Al decennia wordt er gezocht naar alternatieven voor het boek als bron van kennis. In de jaren 30 van de vorige eeuw vormde de radio in de ogen van veel leraren een bedreiging voor het traditionele onderwijs: stel je toch eens voor dat alle leerlingen voortaan alle kennis via de radio tot zich zouden nemen? Welke rol zou er voor de leraar, met zijn boeken, dan nog weggelegd zijn?! Vergelijkbare onrust stak opnieuw de kop op in de jaren vijftig (tv), jaren 80-90 (computer en internet) en zelfs in 2010, met de komst van de iPad.
Wie het inmiddels klassieke YouTube-filmpje This Will Revolutionize Education al eens heeft gezien, is bekend met het idee dat elke vorm van kennisoverdracht er één is die op zichzelf waardevol is. Maar het is de leraar die bepaalt wanneer een specifieke vorm het meest aansluit bij de behoefte van de leerling. In mijn workshops wijs ik er dan ook vaak op dat er geen reden tot ongerustheid is: in tegenstelling tot veel beroepsgroepen is het beroep van leraar er één die over 50 jaar nog gewoon zal bestaan. (Bron: Job Personality - Hoe robotproof is jouw beroep?)
Maar geldt dit nu ook voor het boek als bron van kennis? Zal het boek op korte termijn verdwijnen? En wat komt er dan voor in de plaats?
Dat is een vraag die even interessant is als onzinnig.
Immers: wat is nu precies een boek? Een stapel papier met een kaft? Een statische hoeveelheid informatie die je aanbiedt via een eReader? De Stercollecties van VO-content?
Voor je het weet kom je in een onzinnige discussie terecht die voorbij gaat aan een vraag die veel fundamenteler is, en daardoor veel interessanter: waar willen we naartoe met ons onderwijs?
In het verlengde hiervan stelt een school zich, bij oriëntatie op leermiddelen, helaas vaak de vraag: “gaan we overstappen op digitaal leermateriaal of behouden we het boek?”, terwijl de vraag die gesteld zou moeten als volgt luidt: “wat willen we bereiken met ons onderwijs en onze leerlingen, en welke rol spelen de verschillende soorten leermiddelen, en de leraar, hierin?”

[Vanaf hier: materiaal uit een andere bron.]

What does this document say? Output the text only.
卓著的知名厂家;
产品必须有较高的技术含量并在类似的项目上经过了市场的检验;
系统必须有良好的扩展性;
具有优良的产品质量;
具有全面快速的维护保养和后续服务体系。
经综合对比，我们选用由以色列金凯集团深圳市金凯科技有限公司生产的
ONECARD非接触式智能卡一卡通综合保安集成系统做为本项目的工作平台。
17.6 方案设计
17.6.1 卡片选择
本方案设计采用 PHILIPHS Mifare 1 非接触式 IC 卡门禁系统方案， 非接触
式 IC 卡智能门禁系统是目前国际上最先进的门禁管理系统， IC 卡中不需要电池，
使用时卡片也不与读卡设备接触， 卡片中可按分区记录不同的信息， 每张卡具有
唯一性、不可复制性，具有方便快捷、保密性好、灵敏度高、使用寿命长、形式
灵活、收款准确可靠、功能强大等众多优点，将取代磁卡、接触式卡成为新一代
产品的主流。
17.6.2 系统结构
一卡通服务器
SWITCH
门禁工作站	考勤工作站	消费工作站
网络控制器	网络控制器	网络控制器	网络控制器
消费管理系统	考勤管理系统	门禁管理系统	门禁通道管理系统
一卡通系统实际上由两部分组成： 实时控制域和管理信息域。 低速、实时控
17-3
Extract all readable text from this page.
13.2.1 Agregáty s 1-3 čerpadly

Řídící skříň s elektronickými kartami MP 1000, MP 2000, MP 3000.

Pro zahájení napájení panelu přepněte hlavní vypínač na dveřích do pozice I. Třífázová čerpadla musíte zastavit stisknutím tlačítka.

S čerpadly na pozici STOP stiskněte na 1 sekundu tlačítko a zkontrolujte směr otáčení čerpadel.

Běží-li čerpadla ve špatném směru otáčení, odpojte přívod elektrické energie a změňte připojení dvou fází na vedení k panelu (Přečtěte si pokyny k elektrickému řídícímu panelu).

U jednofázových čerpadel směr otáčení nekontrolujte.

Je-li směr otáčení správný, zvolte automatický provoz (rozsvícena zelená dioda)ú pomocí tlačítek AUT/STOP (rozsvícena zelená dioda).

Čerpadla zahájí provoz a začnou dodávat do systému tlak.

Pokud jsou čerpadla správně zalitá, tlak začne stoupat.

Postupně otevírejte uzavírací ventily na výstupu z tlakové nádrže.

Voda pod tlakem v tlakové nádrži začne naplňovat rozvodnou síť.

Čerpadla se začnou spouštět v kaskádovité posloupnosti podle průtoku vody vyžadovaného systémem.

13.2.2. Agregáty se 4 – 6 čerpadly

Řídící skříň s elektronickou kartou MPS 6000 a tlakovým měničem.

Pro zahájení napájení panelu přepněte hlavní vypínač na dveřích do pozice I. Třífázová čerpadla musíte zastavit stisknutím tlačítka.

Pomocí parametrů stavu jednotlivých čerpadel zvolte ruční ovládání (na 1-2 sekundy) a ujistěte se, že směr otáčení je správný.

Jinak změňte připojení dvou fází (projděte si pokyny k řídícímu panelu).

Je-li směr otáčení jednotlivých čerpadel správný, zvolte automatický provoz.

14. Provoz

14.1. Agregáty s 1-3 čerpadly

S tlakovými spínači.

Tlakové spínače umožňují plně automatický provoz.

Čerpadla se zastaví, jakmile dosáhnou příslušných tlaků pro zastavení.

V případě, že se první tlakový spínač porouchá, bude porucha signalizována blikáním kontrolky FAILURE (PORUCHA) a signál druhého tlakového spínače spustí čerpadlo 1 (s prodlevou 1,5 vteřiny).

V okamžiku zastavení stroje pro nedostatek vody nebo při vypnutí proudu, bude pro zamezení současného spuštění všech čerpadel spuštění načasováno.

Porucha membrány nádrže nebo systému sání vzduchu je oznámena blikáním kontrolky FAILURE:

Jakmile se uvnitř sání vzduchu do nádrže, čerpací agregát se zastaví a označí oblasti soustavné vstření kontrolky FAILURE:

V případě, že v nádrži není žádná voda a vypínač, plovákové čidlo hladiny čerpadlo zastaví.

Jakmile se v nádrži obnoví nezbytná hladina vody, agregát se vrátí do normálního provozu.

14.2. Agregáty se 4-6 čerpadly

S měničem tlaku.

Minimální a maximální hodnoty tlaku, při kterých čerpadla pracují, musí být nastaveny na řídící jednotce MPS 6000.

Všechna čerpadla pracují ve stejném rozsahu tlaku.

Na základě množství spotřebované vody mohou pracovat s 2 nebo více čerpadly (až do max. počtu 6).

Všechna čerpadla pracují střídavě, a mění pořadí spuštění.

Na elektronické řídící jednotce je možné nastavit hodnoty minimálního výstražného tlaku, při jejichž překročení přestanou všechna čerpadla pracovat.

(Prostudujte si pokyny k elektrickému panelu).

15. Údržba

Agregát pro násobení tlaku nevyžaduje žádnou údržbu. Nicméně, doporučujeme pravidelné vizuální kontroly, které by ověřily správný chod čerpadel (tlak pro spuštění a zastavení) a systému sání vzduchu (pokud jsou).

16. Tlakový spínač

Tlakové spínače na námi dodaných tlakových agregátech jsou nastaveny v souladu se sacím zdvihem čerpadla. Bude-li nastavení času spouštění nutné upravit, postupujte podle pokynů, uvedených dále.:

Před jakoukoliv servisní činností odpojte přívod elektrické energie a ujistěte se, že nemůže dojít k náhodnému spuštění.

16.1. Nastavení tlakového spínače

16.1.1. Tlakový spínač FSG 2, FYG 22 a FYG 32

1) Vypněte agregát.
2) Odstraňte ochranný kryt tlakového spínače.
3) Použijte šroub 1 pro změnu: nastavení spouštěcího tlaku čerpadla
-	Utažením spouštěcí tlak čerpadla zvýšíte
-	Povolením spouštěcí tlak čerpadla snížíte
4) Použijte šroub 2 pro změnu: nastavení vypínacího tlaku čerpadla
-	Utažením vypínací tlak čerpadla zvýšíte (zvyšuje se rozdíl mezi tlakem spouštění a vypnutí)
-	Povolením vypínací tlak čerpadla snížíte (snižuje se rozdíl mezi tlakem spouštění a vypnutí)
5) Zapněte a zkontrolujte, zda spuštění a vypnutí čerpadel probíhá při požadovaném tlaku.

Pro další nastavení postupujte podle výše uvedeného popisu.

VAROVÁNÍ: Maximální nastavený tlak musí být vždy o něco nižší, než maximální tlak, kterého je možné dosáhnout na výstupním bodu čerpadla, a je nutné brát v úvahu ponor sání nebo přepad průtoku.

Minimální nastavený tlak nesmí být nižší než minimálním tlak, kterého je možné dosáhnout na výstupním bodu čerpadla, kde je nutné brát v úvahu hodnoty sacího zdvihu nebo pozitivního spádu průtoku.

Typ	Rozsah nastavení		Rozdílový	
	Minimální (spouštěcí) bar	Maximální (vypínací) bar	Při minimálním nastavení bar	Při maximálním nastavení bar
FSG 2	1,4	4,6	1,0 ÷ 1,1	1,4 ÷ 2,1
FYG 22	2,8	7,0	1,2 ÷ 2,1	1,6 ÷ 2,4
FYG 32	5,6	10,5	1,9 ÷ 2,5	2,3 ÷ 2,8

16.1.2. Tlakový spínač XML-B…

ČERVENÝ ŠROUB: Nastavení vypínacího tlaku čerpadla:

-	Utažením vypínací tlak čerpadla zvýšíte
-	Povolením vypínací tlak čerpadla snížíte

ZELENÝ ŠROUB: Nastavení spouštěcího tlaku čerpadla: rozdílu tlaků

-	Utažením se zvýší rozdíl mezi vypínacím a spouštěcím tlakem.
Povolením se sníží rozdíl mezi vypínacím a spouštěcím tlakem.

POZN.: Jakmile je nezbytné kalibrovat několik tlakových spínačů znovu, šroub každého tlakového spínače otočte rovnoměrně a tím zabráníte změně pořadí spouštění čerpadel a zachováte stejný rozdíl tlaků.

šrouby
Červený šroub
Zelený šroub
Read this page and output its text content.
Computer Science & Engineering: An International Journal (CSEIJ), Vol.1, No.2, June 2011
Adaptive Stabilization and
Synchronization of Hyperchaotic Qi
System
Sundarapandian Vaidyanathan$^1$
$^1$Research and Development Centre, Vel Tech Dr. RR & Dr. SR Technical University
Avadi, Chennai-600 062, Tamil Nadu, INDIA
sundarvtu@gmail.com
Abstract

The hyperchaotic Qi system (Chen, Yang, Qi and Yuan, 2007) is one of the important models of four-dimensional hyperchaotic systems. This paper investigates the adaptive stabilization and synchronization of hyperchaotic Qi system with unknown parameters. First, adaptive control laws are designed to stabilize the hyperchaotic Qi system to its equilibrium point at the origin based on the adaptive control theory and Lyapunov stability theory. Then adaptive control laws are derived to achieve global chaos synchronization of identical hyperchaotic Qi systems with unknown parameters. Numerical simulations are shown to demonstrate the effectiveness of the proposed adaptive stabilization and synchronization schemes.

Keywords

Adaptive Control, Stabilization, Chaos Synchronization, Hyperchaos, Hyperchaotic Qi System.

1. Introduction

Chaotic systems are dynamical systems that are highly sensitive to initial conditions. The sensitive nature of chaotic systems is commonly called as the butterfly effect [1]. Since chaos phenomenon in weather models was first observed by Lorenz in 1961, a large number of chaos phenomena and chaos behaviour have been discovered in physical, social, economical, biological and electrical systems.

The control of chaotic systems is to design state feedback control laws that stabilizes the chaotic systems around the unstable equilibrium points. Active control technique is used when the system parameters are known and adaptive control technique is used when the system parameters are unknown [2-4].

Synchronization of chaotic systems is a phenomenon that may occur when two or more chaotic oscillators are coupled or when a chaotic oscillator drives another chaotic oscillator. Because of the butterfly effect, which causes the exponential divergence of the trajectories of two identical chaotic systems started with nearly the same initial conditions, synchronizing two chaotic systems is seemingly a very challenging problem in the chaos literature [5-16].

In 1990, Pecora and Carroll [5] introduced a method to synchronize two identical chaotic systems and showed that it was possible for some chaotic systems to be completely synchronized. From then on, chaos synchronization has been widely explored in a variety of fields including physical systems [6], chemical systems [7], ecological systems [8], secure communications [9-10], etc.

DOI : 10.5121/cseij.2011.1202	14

Helaas is de reden dat veel scholen zichzelf de vraag stellen of ze al dan niet van het boek af willen stappen, voor een groot deel gebaseerd op kosten- en pr-overwegingen. Zo van: “Als we die €320 per leerling, in plaats van boeken, deels besteden aan (goedkoop) digitaal leermateriaal, dan houden we geld over om mee te betalen aan de devices die nodig zijn om dat materiaal te bekijken. En dan trekken we meer (ouders van) leerlingen aan, omdat ze goedkoper een device kunnen aanschaffen. En en passant komen we dan in het nieuws als een moderne school”.
In deze redenering wordt voorbijgegaan aan het onderwijs, en aan degene die dat onderwijs moet geven: de leraar. Immers: hoe moet een leraar omgaan met een situatie zonder boek, zonder dat er goed nagedacht is over de vraag waar je met je onderwijs naartoe wilt?